Habermas has seriously underestimated the challenge of contemporary feminism, and he is mistaken in thinking that he can simply stand by the “larger outline” of his earlier analysis. In this essay I shall argue that his model of the internal dynamic of the public sphere not only is unable to point the way to gender freedom, but that it actually presupposes gender exclusion.

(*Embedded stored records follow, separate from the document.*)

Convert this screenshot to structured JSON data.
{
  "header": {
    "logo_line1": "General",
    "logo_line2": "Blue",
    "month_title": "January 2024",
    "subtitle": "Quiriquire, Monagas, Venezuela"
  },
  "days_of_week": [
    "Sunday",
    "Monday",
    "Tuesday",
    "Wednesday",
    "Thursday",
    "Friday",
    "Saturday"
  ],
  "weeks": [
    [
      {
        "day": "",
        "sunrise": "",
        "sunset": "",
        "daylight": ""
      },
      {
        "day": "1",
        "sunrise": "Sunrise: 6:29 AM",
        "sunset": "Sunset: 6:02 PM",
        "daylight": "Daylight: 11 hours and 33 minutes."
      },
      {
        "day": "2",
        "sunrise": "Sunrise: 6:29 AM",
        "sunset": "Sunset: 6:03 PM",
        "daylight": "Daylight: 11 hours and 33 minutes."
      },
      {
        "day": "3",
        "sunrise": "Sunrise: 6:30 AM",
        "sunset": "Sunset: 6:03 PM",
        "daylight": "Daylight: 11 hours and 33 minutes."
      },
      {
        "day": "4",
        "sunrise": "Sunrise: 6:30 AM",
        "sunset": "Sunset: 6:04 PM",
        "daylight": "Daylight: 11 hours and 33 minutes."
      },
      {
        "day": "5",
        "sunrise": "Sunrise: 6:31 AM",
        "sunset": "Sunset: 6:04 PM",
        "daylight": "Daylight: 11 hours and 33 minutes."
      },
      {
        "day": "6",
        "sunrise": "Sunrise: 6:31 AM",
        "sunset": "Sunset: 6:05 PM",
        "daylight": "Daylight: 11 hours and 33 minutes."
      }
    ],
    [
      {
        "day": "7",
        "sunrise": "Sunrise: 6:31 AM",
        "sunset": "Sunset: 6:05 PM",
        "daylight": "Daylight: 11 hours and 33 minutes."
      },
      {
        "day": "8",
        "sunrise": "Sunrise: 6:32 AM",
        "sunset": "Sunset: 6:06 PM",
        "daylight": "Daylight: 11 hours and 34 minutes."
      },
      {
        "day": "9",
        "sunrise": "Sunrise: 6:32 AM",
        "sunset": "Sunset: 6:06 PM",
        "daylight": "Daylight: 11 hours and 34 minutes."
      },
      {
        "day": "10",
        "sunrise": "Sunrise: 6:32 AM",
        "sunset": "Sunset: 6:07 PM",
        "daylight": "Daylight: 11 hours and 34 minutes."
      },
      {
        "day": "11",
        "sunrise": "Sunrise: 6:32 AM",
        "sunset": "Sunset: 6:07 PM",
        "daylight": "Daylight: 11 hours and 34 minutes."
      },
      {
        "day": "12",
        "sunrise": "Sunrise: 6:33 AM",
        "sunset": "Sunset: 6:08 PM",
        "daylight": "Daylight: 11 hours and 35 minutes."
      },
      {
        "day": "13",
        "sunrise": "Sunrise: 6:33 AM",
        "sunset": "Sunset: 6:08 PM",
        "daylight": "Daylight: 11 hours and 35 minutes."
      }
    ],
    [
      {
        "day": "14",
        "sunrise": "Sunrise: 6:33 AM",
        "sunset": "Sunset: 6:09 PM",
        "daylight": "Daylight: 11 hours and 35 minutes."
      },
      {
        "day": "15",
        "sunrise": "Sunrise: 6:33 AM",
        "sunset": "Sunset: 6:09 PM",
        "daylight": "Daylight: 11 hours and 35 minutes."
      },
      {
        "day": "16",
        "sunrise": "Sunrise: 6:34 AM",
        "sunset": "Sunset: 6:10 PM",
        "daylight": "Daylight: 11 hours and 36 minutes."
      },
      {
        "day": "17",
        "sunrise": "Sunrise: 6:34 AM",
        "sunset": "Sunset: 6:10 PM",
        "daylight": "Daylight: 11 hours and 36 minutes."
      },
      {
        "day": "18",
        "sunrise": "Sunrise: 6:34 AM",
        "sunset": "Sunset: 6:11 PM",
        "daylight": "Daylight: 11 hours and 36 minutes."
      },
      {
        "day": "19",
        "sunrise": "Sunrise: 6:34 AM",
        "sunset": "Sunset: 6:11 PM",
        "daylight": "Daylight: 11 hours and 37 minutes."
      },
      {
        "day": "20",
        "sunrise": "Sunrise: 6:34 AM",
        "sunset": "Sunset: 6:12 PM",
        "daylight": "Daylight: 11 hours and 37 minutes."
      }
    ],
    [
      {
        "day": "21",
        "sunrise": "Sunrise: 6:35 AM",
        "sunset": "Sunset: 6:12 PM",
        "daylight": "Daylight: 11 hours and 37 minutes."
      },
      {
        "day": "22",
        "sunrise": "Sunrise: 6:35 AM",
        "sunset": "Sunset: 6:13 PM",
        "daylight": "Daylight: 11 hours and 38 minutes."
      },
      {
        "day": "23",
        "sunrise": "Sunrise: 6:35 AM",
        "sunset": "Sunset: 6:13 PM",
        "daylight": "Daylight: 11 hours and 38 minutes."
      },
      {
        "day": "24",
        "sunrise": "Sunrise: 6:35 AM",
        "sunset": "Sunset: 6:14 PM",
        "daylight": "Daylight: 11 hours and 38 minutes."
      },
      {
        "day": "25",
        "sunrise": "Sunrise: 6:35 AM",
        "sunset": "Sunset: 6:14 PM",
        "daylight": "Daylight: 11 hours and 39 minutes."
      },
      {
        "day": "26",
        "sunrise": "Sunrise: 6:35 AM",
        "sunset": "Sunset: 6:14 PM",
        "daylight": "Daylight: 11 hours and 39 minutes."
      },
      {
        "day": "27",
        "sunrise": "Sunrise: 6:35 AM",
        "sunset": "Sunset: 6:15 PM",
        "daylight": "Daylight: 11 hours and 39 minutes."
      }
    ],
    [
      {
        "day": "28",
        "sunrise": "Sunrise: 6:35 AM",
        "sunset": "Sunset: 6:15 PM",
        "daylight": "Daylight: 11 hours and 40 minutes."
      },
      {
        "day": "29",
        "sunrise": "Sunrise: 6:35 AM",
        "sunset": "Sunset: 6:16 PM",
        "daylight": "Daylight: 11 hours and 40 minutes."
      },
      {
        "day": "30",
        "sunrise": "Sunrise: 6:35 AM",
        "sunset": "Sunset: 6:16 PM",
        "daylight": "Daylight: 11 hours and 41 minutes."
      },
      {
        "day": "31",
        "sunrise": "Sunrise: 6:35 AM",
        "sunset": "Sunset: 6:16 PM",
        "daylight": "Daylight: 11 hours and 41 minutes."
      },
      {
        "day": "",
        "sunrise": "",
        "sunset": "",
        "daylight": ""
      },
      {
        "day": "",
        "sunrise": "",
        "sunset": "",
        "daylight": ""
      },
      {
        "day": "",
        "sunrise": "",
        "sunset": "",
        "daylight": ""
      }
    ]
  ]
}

I shall dissociate the question of women’s exclusion from that of the repression of the historically competing publics. I also want to distinguish my concerns from those of Landes. My focus is upon the gender dimen­sions of the newly emerging liberal public, and for my present purposes I classify the “pre-literate” salon-based publics along with the “illiterate” ones as explicitly in conflict with the bourgeois model.17 More to the point for my analysis are the attempts, documented by Landes and others, of those women who actually sought—but were denied—inclusion into the bourgeois public that survived its competitors’ challenges.18 My general question is why women who did not challenge bourgeois ideals were denied the right to full and equal participation in the “public use of reason” that, according to Habermas, structured the liberal public sphere. By raising that question I hope to make explicit those aspects of the opera­tion of the “public use of reason” that might otherwise remain obscure in the notion of alternative publics.

The first section of my essay is a critical examination of Habermas’s discussion of the genesis of the “public use of reason.” The second is a review of the model of the contradictory institutionalization of the public sphere that he developed in his book to explain why the liberal public sphere’s internal dynamic could accommodate class-based challenges. In the third section, I show how that model is constituted by the category of gender, even though it rests formally upon the category of class. I conclude by suggesting the implications of my analysis for an understanding of the gender relations of modernity.